Burial ground, Loughane Beg, Co. Cork
Co. Cork |
Burial Grounds
On the southern shoreline of White Ball Head in West Cork, a small burial ground is losing itself to the sea.
The site at Loughane Beg is modest in scale, an irregular patch roughly twenty metres north to south and eight metres east to west, marked at the surface by a scatter of stones rather than any enclosing wall or obvious boundary. A few upright grave markers remain, though the southern side is actively eroding into the water. There is something quietly unsettling about a burial place that is itself disappearing, the ground giving way beneath the dead.

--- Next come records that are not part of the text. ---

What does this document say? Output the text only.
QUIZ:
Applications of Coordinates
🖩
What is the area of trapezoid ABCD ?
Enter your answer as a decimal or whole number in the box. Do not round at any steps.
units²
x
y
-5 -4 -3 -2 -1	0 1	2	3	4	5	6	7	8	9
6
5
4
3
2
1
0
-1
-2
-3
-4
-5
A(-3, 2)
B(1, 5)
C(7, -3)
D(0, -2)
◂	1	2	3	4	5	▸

The site is recorded as an irregular area defined largely by what remains visible at the surface, which suggests that whatever formal boundary or structure may once have existed has already been lost, either to time, to coastal erosion, or to both. Coastal burial grounds of this kind are not unusual along the west Cork shoreline; small, often unconsecrated plots were used for centuries to inter those who could not, for various reasons, be buried in a parish churchyard. Unbaptised children, shipwreck victims, and others outside the formal structures of the Church were sometimes laid in such marginal places, close to the edge of the land. The upright markers at Loughane Beg indicate deliberate, marked burial rather than accidental accumulation, though who is interred here and when the ground was last used remains unrecorded.